Allies who eat for the full hour gain immunity to poison and the frightened condition (take that, ancient dragons), gain advantage on Wisdom saving throws (very handy for charm and mind-controlled magic, especially for those Wisdom dump stat players regretting a lot), and 2d10 temporary hit points that increase your max; meaning you can heal back up to that new number. These benefits last for a full day, so dungeon crawls, sieges and more should all be covered, even if your party takes a long rest in there.

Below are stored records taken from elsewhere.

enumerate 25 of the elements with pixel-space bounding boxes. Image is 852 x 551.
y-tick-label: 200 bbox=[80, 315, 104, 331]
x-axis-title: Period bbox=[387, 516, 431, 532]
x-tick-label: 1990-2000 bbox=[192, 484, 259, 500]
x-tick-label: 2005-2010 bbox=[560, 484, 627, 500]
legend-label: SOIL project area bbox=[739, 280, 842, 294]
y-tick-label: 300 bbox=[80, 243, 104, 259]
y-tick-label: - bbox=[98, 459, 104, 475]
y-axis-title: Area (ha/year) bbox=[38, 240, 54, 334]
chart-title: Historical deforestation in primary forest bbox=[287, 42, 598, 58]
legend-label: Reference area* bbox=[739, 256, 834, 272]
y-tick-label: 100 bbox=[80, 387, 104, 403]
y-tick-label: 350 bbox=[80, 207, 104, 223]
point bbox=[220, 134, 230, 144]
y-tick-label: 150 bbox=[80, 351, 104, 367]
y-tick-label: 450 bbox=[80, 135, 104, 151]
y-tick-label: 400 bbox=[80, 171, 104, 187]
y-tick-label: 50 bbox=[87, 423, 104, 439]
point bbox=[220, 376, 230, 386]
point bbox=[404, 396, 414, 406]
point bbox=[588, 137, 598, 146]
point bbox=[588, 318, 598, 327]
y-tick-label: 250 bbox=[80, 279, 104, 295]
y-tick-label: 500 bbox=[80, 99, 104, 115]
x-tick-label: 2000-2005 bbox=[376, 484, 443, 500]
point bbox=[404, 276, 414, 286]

I love the image of a feast conjured from your divine connection, and all the myriad forms it could take; a god of life causing cakes and meats and pasta to bloom alongside vegetables and fruits and grain. A god of war crafting a protein-rich, starchy spread to keep your energy up in the conflict to come. Best of all, what I love is that amidst the larger narrative stakes you might see for characters at this level, a Heroes’ Feast causes all of you to slow down, eat a meal together, and reflect before headed back into the fray. A bubble of calm against the larger stakes and tension of your story, there is a full hour in which to feast, laugh, and catch your breath before heading back into the storm.
Fire Storm (Combat)
Clerics can smite too, and it’s with this high-powered divine explosion that will send even the most stalwart of evil running for the hills or making peace with their own gods. A high-level spell that does a major amount of damage, Fire Storm isn’t just potent because of these things; it’s the spell’s range that truly makes it a force to be reckoned with. With a truly staggering 150 feet range in which to cause your storm to erupt, with 100 feet within that 150 to chain it all together, unleashing such a devastation can truly be a miracle when Divine Intervention isn’t rolling your way.

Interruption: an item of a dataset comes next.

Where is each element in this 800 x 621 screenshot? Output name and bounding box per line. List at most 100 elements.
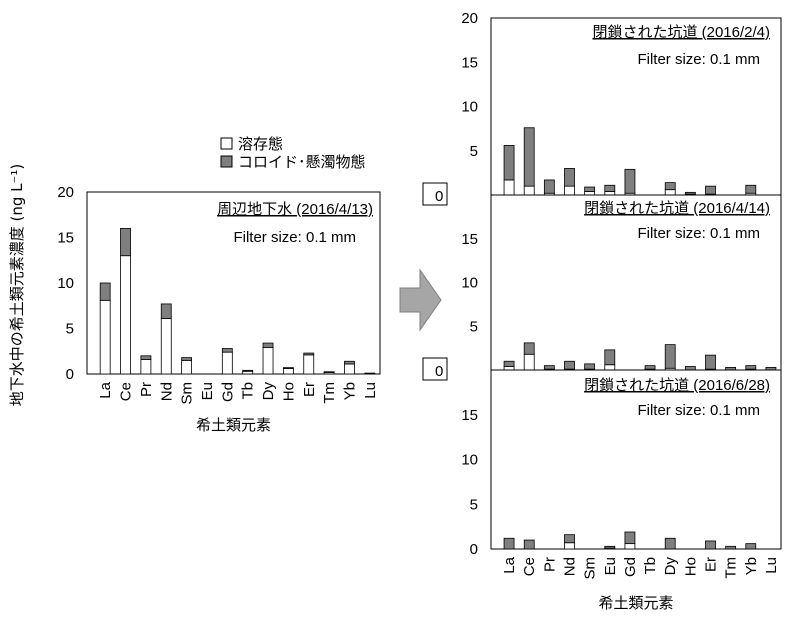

Not just a major damage spell, Fire Storm is a mighty declaration from you and your god, that whatever is happening stops right now. A serpent of flame swarming across enemy combatants, leaving nature untouched, but ripping through evil minions. An electrical fire comes to life, sweeping through those who would conquer the skies. However it looks, it is an effusive and awe-inspiring image to remind players and villains alike: do not mess with the cleric.